Dann geht es jedoch Schlag auf Schlag und ein wahres Feuerwerk wird abgebrannt! Zunächst erwischt es Marcus Bower, als er mit einem Paar 4er seine Chips in die Mitte schiebt und vom Franzosen Anthony Lellouche mit AJ gecalled wird. Ein As am River besiegelt das Aus des US-Amerikaners und erhält für seinen achten Platz 76.700 €. Keine 15 Minuten später called Dario Minieri ein Raise des Slowaken Palovic. Der Flop kommt 632, Minieri checked und als Palovic sein All-in verkündet, steht Minieri umgehend auf und called innerhalb von nur Millisekunden. Er hatte einen Drilling geflopt (33) und Palovic (QQ) würde eine dritte Dame benötigen um weiterhin im Turnier zu verbleiben. Aber keine Hilfe am Turn und River für den sympathischen Slowaken und er wird Siebter und kassiert 111.800 €. Die Stimmung ist nun am Höhepunkt und die italienischen Fans kurz vorm Ausflippen. Zum ersten Mal in meiner knapp 4-jährigen Kommentatorenzeit laufen heiße und kalte Schauer über meinen Rücken und ich habe fast permanent Gänsehaut. Was würde erst passieren, wenn Minieri das Turnier tatsächlich gewinnen sollte? Mir wird Angst und Bange um das ehrwürdige Casino, aber insgeheim wünsche ich mir, dass es so kommen möge.

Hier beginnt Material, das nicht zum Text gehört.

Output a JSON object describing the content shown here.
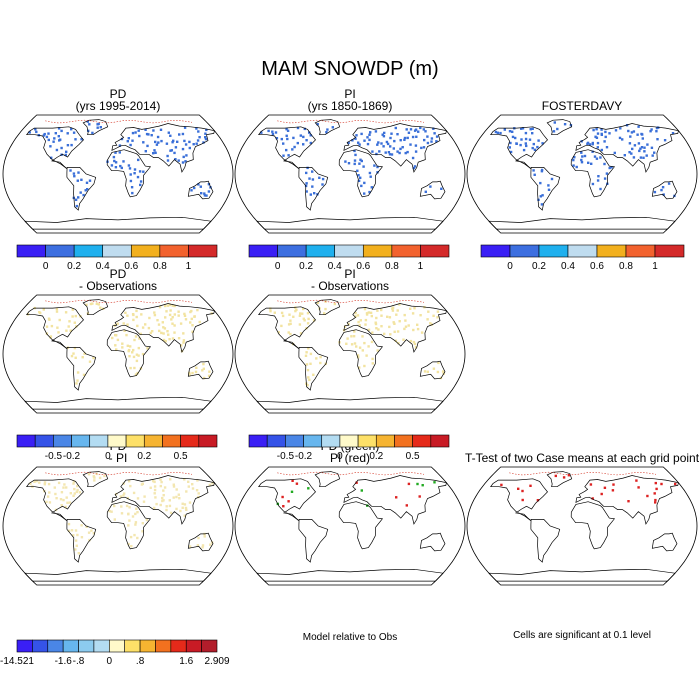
{
  "chart_data": {
    "type": "map",
    "title": "MAM SNOWDP (m)",
    "panels": [
      {
        "id": "pd",
        "title": [
          "PD",
          "(yrs 1995-2014)"
        ],
        "field": "snow-depth",
        "dot_color": "#3a6fd8",
        "dot_density": "medium"
      },
      {
        "id": "pi",
        "title": [
          "PI",
          "(yrs 1850-1869)"
        ],
        "field": "snow-depth",
        "dot_color": "#3a6fd8",
        "dot_density": "medium"
      },
      {
        "id": "obs",
        "title": [
          "FOSTERDAVY"
        ],
        "field": "snow-depth",
        "dot_color": "#3a6fd8",
        "dot_density": "medium"
      },
      {
        "id": "pd_obs",
        "title": [
          "PD",
          "- Observations"
        ],
        "field": "difference",
        "dot_color": "#f2e3a0",
        "dot_density": "medium"
      },
      {
        "id": "pi_obs",
        "title": [
          "PI",
          "- Observations"
        ],
        "field": "difference",
        "dot_color": "#f2e3a0",
        "dot_density": "medium"
      },
      {
        "id": "pd_pi",
        "title": [
          "PD",
          "- PI"
        ],
        "field": "difference",
        "dot_color": "#f3e6b0",
        "dot_density": "medium"
      },
      {
        "id": "overlay",
        "title": [
          "PD (green)",
          "PI (red)"
        ],
        "field": "overlay",
        "dot_color": "#22aa22",
        "dot_color2": "#dd2222",
        "dot_density": "low"
      },
      {
        "id": "ttest",
        "title": [
          "T-Test of two Case means at each grid point"
        ],
        "field": "significance",
        "dot_color": "#dd2222",
        "dot_density": "low"
      }
    ],
    "colorbars": [
      {
        "id": "cb_abs",
        "colors": [
          "#3a1ff5",
          "#3d6fe0",
          "#1fb0ee",
          "#bfdcef",
          "#f2b01e",
          "#f2622e",
          "#d42a2a"
        ],
        "tick_labels": [
          "0",
          "0.2",
          "0.4",
          "0.6",
          "0.8",
          "1"
        ]
      },
      {
        "id": "cb_diff",
        "colors": [
          "#3a1ff5",
          "#3553e8",
          "#4a86e6",
          "#67b6ee",
          "#b3dcf2",
          "#fffaca",
          "#fde068",
          "#f6b431",
          "#f2711f",
          "#e52a1a",
          "#c81b25"
        ],
        "tick_labels": [
          "-0.5",
          "-0.2",
          "0",
          "0.2",
          "0.5"
        ]
      },
      {
        "id": "cb_pdpi",
        "colors": [
          "#3a1ff5",
          "#3553e8",
          "#4a86e6",
          "#67b6ee",
          "#8ccbef",
          "#b3dcf2",
          "#fffaca",
          "#fde068",
          "#f6b431",
          "#f2711f",
          "#e52a1a",
          "#c81b25",
          "#b21d2b"
        ],
        "tick_labels": [
          "-14.521",
          "-1.6",
          "-.8",
          "0",
          ".8",
          "1.6",
          "2.909"
        ]
      }
    ],
    "footnotes": {
      "overlay": "Model relative to Obs",
      "ttest": "Cells are significant at 0.1 level"
    }
  }
}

Gute 20 Minuten später läuft dann William Thorson mit AQ in AK seines Kontrahenten Mercier. Die Chips gehen in die Mitte und als dann bereits am Flop ein K aufgedeckt wird, sieht es sehr schlecht für den Schweden aus. Bereits am Turn hat er keine Chance mehr und er belegt einen guten 6.Platz, immerhin bereits satte 140.600 € wert.

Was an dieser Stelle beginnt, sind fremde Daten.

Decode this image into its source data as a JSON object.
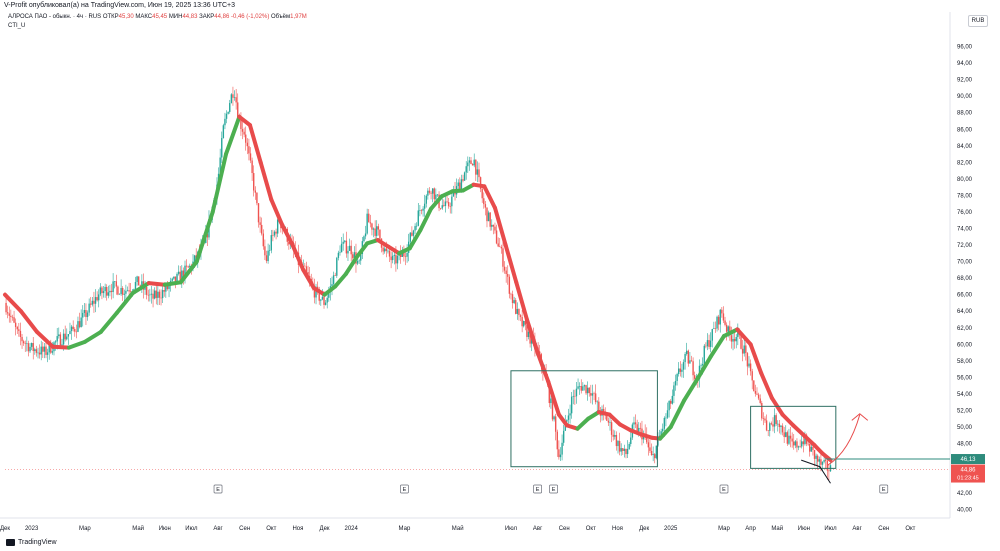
{
  "header": {
    "published": "V-Profit опубликовал(а) на TradingView.com, Июн 19, 2025 13:36 UTC+3",
    "symbol": "АЛРОСА ПАО - обыкн. · 4ч · RUS",
    "open_label": "ОТКР",
    "open_value": "45,30",
    "high_label": "МАКС",
    "high_value": "45,45",
    "low_label": "МИН",
    "low_value": "44,83",
    "close_label": "ЗАКР",
    "close_value": "44,86",
    "change": "-0,46 (-1,02%)",
    "volume_label": "Объём",
    "volume_value": "1,97M",
    "indicator": "CTI_U",
    "currency": "RUB"
  },
  "footer": {
    "brand": "TradingView"
  },
  "chart_data": {
    "type": "candlestick",
    "title": "АЛРОСА ПАО - обыкн. · 4ч · RUS",
    "ylabel": "RUB",
    "ylim": [
      39,
      98
    ],
    "y_ticks": [
      "96,00",
      "94,00",
      "92,00",
      "90,00",
      "88,00",
      "86,00",
      "84,00",
      "82,00",
      "80,00",
      "78,00",
      "76,00",
      "74,00",
      "72,00",
      "70,00",
      "68,00",
      "66,00",
      "64,00",
      "62,00",
      "60,00",
      "58,00",
      "56,00",
      "54,00",
      "52,00",
      "50,00",
      "48,00",
      "46,00",
      "44,00",
      "42,00",
      "40,00"
    ],
    "x_ticks": [
      {
        "label": "Дек",
        "t": 0.0
      },
      {
        "label": "2023",
        "t": 1.0
      },
      {
        "label": "Мар",
        "t": 3.0
      },
      {
        "label": "Май",
        "t": 5.0
      },
      {
        "label": "Июн",
        "t": 6.0
      },
      {
        "label": "Июл",
        "t": 7.0
      },
      {
        "label": "Авг",
        "t": 8.0
      },
      {
        "label": "Сен",
        "t": 9.0
      },
      {
        "label": "Окт",
        "t": 10.0
      },
      {
        "label": "Ноя",
        "t": 11.0
      },
      {
        "label": "Дек",
        "t": 12.0
      },
      {
        "label": "2024",
        "t": 13.0
      },
      {
        "label": "Мар",
        "t": 15.0
      },
      {
        "label": "Май",
        "t": 17.0
      },
      {
        "label": "Июл",
        "t": 19.0
      },
      {
        "label": "Авг",
        "t": 20.0
      },
      {
        "label": "Сен",
        "t": 21.0
      },
      {
        "label": "Окт",
        "t": 22.0
      },
      {
        "label": "Ноя",
        "t": 23.0
      },
      {
        "label": "Дек",
        "t": 24.0
      },
      {
        "label": "2025",
        "t": 25.0
      },
      {
        "label": "Мар",
        "t": 27.0
      },
      {
        "label": "Апр",
        "t": 28.0
      },
      {
        "label": "Май",
        "t": 29.0
      },
      {
        "label": "Июн",
        "t": 30.0
      },
      {
        "label": "Июл",
        "t": 31.0
      },
      {
        "label": "Авг",
        "t": 32.0
      },
      {
        "label": "Сен",
        "t": 33.0
      },
      {
        "label": "Окт",
        "t": 34.0
      }
    ],
    "price_path": [
      [
        0.0,
        65.0
      ],
      [
        0.5,
        61.0
      ],
      [
        1.0,
        59.5
      ],
      [
        1.5,
        59.0
      ],
      [
        2.0,
        60.5
      ],
      [
        2.5,
        61.5
      ],
      [
        3.0,
        63.5
      ],
      [
        3.5,
        66.0
      ],
      [
        4.0,
        67.0
      ],
      [
        4.5,
        66.5
      ],
      [
        5.0,
        67.5
      ],
      [
        5.5,
        65.5
      ],
      [
        6.0,
        66.5
      ],
      [
        6.5,
        68.0
      ],
      [
        7.0,
        69.5
      ],
      [
        7.5,
        72.0
      ],
      [
        8.0,
        80.0
      ],
      [
        8.2,
        86.0
      ],
      [
        8.4,
        89.0
      ],
      [
        8.6,
        91.0
      ],
      [
        8.8,
        87.0
      ],
      [
        9.0,
        85.5
      ],
      [
        9.3,
        80.0
      ],
      [
        9.6,
        73.5
      ],
      [
        9.8,
        70.0
      ],
      [
        10.0,
        72.5
      ],
      [
        10.3,
        75.0
      ],
      [
        10.6,
        73.0
      ],
      [
        11.0,
        70.0
      ],
      [
        11.3,
        68.5
      ],
      [
        11.6,
        66.5
      ],
      [
        12.0,
        65.0
      ],
      [
        12.3,
        67.5
      ],
      [
        12.6,
        72.0
      ],
      [
        13.0,
        71.5
      ],
      [
        13.3,
        69.5
      ],
      [
        13.6,
        75.0
      ],
      [
        14.0,
        73.5
      ],
      [
        14.3,
        71.0
      ],
      [
        14.6,
        70.0
      ],
      [
        15.0,
        71.0
      ],
      [
        15.3,
        73.5
      ],
      [
        15.6,
        76.5
      ],
      [
        16.0,
        79.0
      ],
      [
        16.3,
        77.0
      ],
      [
        16.6,
        76.5
      ],
      [
        17.0,
        79.0
      ],
      [
        17.3,
        81.0
      ],
      [
        17.6,
        82.5
      ],
      [
        18.0,
        76.5
      ],
      [
        18.3,
        74.0
      ],
      [
        18.6,
        71.5
      ],
      [
        19.0,
        66.0
      ],
      [
        19.3,
        63.0
      ],
      [
        19.6,
        61.5
      ],
      [
        20.0,
        59.0
      ],
      [
        20.3,
        56.0
      ],
      [
        20.6,
        51.0
      ],
      [
        20.8,
        46.5
      ],
      [
        21.0,
        49.5
      ],
      [
        21.3,
        53.5
      ],
      [
        21.6,
        55.0
      ],
      [
        22.0,
        54.5
      ],
      [
        22.3,
        52.0
      ],
      [
        22.6,
        51.0
      ],
      [
        23.0,
        48.0
      ],
      [
        23.3,
        46.5
      ],
      [
        23.6,
        50.0
      ],
      [
        24.0,
        49.0
      ],
      [
        24.3,
        46.0
      ],
      [
        24.6,
        49.0
      ],
      [
        25.0,
        53.0
      ],
      [
        25.3,
        56.5
      ],
      [
        25.6,
        58.5
      ],
      [
        26.0,
        56.0
      ],
      [
        26.3,
        59.5
      ],
      [
        26.6,
        61.5
      ],
      [
        26.9,
        64.0
      ],
      [
        27.2,
        61.0
      ],
      [
        27.5,
        61.0
      ],
      [
        27.8,
        59.0
      ],
      [
        28.0,
        56.0
      ],
      [
        28.3,
        53.0
      ],
      [
        28.6,
        50.0
      ],
      [
        29.0,
        51.0
      ],
      [
        29.3,
        49.0
      ],
      [
        29.6,
        47.5
      ],
      [
        30.0,
        48.5
      ],
      [
        30.3,
        47.0
      ],
      [
        30.6,
        45.5
      ],
      [
        31.0,
        44.86
      ]
    ],
    "series": [
      {
        "name": "CTI_U",
        "values": [
          [
            0.0,
            66.0
          ],
          [
            0.6,
            64.0
          ],
          [
            1.2,
            61.5
          ],
          [
            1.8,
            59.7
          ],
          [
            2.4,
            59.6
          ],
          [
            3.0,
            60.3
          ],
          [
            3.6,
            61.5
          ],
          [
            4.2,
            63.8
          ],
          [
            4.8,
            66.2
          ],
          [
            5.4,
            67.4
          ],
          [
            6.0,
            67.2
          ],
          [
            6.6,
            67.5
          ],
          [
            7.2,
            70.0
          ],
          [
            7.8,
            76.0
          ],
          [
            8.3,
            83.0
          ],
          [
            8.8,
            87.5
          ],
          [
            9.2,
            86.5
          ],
          [
            9.6,
            82.0
          ],
          [
            10.0,
            77.5
          ],
          [
            10.4,
            74.5
          ],
          [
            10.8,
            72.0
          ],
          [
            11.2,
            69.0
          ],
          [
            11.6,
            66.8
          ],
          [
            12.0,
            66.0
          ],
          [
            12.4,
            67.0
          ],
          [
            12.8,
            68.5
          ],
          [
            13.2,
            70.5
          ],
          [
            13.6,
            72.2
          ],
          [
            14.0,
            72.6
          ],
          [
            14.4,
            71.8
          ],
          [
            14.8,
            71.0
          ],
          [
            15.2,
            71.6
          ],
          [
            15.6,
            73.8
          ],
          [
            16.0,
            76.4
          ],
          [
            16.4,
            77.9
          ],
          [
            16.8,
            78.5
          ],
          [
            17.2,
            78.6
          ],
          [
            17.6,
            79.3
          ],
          [
            18.0,
            79.1
          ],
          [
            18.4,
            76.5
          ],
          [
            18.8,
            72.0
          ],
          [
            19.2,
            67.5
          ],
          [
            19.6,
            63.0
          ],
          [
            20.0,
            59.0
          ],
          [
            20.4,
            55.5
          ],
          [
            20.8,
            51.5
          ],
          [
            21.1,
            50.2
          ],
          [
            21.5,
            49.8
          ],
          [
            21.9,
            51.0
          ],
          [
            22.3,
            51.8
          ],
          [
            22.7,
            51.5
          ],
          [
            23.1,
            50.3
          ],
          [
            23.5,
            49.6
          ],
          [
            23.9,
            49.1
          ],
          [
            24.3,
            48.7
          ],
          [
            24.6,
            48.6
          ],
          [
            25.0,
            50.0
          ],
          [
            25.5,
            53.2
          ],
          [
            26.0,
            55.8
          ],
          [
            26.5,
            58.5
          ],
          [
            27.0,
            61.0
          ],
          [
            27.5,
            61.8
          ],
          [
            28.0,
            60.0
          ],
          [
            28.4,
            56.5
          ],
          [
            28.8,
            53.5
          ],
          [
            29.2,
            51.5
          ],
          [
            29.6,
            50.2
          ],
          [
            30.0,
            49.0
          ],
          [
            30.4,
            47.8
          ],
          [
            30.7,
            46.8
          ],
          [
            31.0,
            46.0
          ]
        ]
      }
    ],
    "annotations": {
      "box1": {
        "x0": 19.0,
        "x1": 24.5,
        "y0": 45.2,
        "y1": 56.8
      },
      "box2": {
        "x0": 28.0,
        "x1": 31.2,
        "y0": 45.0,
        "y1": 52.5
      },
      "hline_price": 46.13,
      "hline_label": "46,13",
      "last_price_label": "44,86",
      "countdown": "01:23:45",
      "last_price": 44.86,
      "earnings_markers": [
        {
          "label": "E",
          "t": 8.0
        },
        {
          "label": "E",
          "t": 15.0
        },
        {
          "label": "E",
          "t": 20.0
        },
        {
          "label": "E",
          "t": 20.6
        },
        {
          "label": "E",
          "t": 27.0
        },
        {
          "label": "E",
          "t": 33.0
        }
      ]
    }
  }
}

Wiederum nur knapp eine halbe Stunde später dann der erste Dämpfer für die heißblütigen italienischen Fans, als ihr zweites Pferd Gregory Genovese von Jason Mercier eliminiert wird. Genovese feiert den bislang größten Erfolg seiner noch jungen Pokerkarriere und kassiert für den 5.Platz 188.500 €. Zu diesem Zeitpunkt sind erst knapp 2 Stunden gespielt.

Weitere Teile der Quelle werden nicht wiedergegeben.